HRCP alarmed by spy agencies' interference in judiciary

Such authoritarian tactics have compromised integrity of legal system, rights watchdog argues

News Desk March 27, 2024
The Human Rights Commission of Pakistan (HRCP) logo. PHOTO: FILE

The Human Rights Commission of Pakistan (HRCP) has voiced profound apprehension over allegations made by six high court judges regarding alleged interference and intimidation by the state's intelligence agencies, suggesting that such actions have severely compromised the independence of the judiciary.

On March 25, a joint letter addressed to the Supreme Judicial Council (SJC), led by Chief Justice Qazi Faez Isa, was authored by six judges of the Islamabad High Court (IHC). Among them were Justice Mohsin Akhtar Kiyani, Justice Tariq Mehmood Jahangiri, Justice Babar Sattar, Justice Sardar Ejaz Ishaq Khan, Justice Arbab Muhammad Tahir, and Justice Saman Rafat Imtiaz.

In the letter, the judges raised serious concerns about the undue "interference" of intelligence agencies in the court's affairs, including attempts to manipulate the constitution of benches.

The judges alleged that intelligence operatives have meddled with legal proceedings within the Islamabad High Court, suggesting a disturbing trend of interference in politically consequential matters.

Also read: SC holds full court session after IHC judges seek action against intervention by agencies

The HRCP, in a statement issued on Wednesday, echoed the judges' apprehension, labeling the alleged interference as a "continuing policy" orchestrated by the executive branch.

Moreover, the HRCP expressed distress over reports of judges' relatives being subjected to abduction and torture allegedly by intelligence personnel as a means of intimidation. Additionally, revelations of illegal surveillance conducted in judges' homes further underscored the erosion of judicial independence, it said.

Highlighting the broader implications of such interference, the HRCP warned that if higher court judges are susceptible to such blatant interventions, lower courts might be even more vulnerable. Such authoritarian tactics, the rights watchdog argued, have compromised the integrity of the legal system, hindering people's access to justice—a fundamental right enshrined in the Constitution.

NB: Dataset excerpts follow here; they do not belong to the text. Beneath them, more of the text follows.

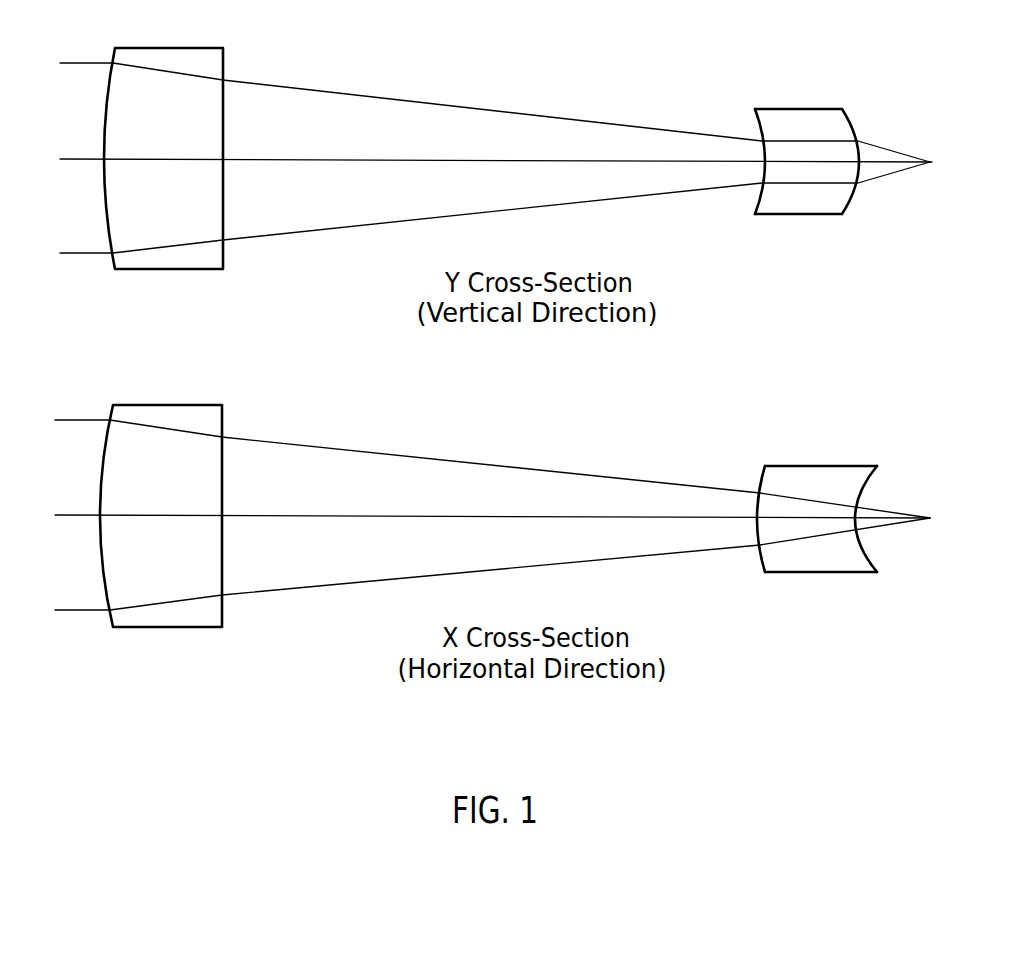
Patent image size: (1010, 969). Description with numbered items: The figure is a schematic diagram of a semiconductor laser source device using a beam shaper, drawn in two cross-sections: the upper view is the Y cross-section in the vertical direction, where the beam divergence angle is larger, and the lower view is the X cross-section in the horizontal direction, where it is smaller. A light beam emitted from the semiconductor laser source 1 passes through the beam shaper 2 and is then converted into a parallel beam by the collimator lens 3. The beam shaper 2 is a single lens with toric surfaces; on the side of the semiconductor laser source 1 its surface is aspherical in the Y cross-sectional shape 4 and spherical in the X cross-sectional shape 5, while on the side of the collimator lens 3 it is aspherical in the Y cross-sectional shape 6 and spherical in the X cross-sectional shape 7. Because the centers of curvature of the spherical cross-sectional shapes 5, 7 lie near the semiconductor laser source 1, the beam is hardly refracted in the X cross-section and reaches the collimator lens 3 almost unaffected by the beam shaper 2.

The semiconductor laser source 1 is at (522, 344).
The beam shaper 2 is at (818, 349).
The collimator lens 3 is at (208, 260).
The Y cross-sectional shape 4 is at (850, 121).
The X cross-sectional shape 5 is at (899, 522).
The Y cross-sectional shape 6 is at (757, 116).
The X cross-sectional shape 7 is at (760, 565).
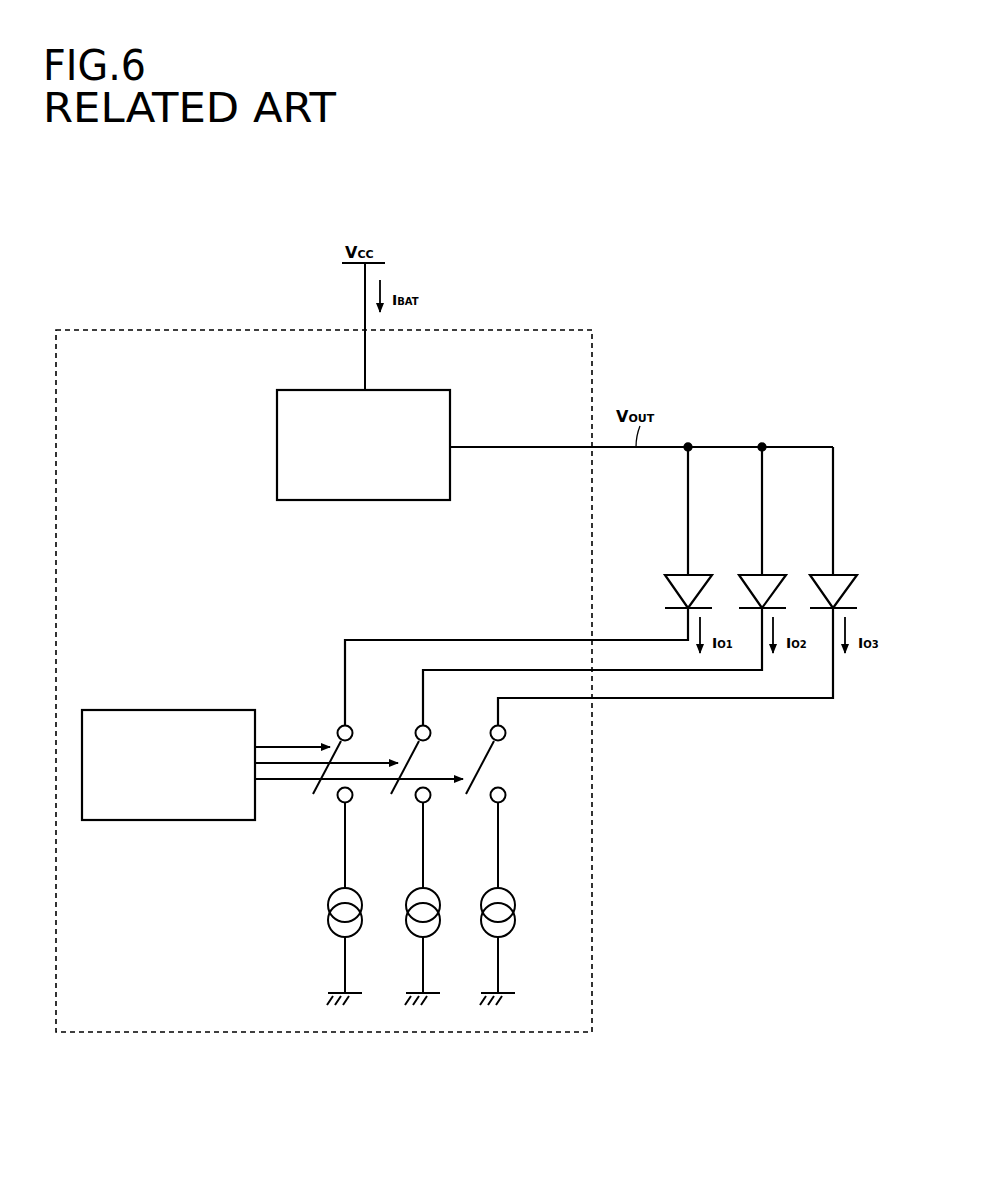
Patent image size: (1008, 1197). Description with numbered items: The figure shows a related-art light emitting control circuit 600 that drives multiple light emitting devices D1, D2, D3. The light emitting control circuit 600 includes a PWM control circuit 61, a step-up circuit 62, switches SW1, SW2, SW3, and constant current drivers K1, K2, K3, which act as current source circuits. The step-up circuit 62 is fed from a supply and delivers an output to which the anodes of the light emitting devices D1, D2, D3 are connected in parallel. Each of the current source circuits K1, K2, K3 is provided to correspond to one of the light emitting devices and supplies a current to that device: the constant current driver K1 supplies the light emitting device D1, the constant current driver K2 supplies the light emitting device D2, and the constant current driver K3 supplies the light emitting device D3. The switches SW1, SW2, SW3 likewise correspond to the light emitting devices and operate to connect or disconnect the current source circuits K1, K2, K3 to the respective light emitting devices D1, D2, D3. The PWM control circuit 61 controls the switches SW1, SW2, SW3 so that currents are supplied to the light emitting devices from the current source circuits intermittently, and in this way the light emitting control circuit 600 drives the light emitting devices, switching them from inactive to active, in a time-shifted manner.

The light emitting control circuit 600 is at (500, 331).
The PWM control circuit 61 is at (117, 709).
The step-up circuit 62 is at (310, 389).
The light emitting device D1 is at (676, 574).
The light emitting device D2 is at (749, 574).
The light emitting device D3 is at (821, 574).
The switch SW1 is at (333, 746).
The switch SW2 is at (406, 750).
The switch SW3 is at (483, 760).
The constant current driver K1 is at (329, 890).
The constant current driver K2 is at (406, 890).
The constant current driver K3 is at (483, 890).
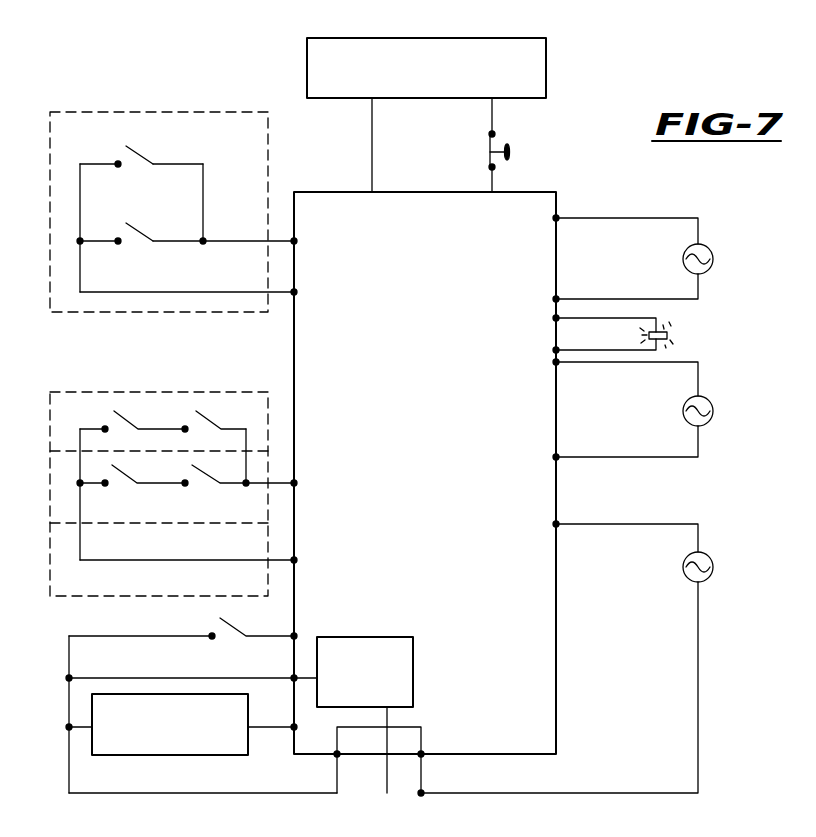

The HRCP emphasised the urgent need for transparent civilian oversight of intelligence services through new legal frameworks, asserting that such measures are essential to reinforce democratic checks and balances.

The organisation has long advocated for reforms to address the unchecked powers of intelligence agencies, which it believes have inflicted significant harm on Pakistan's institutional fabric.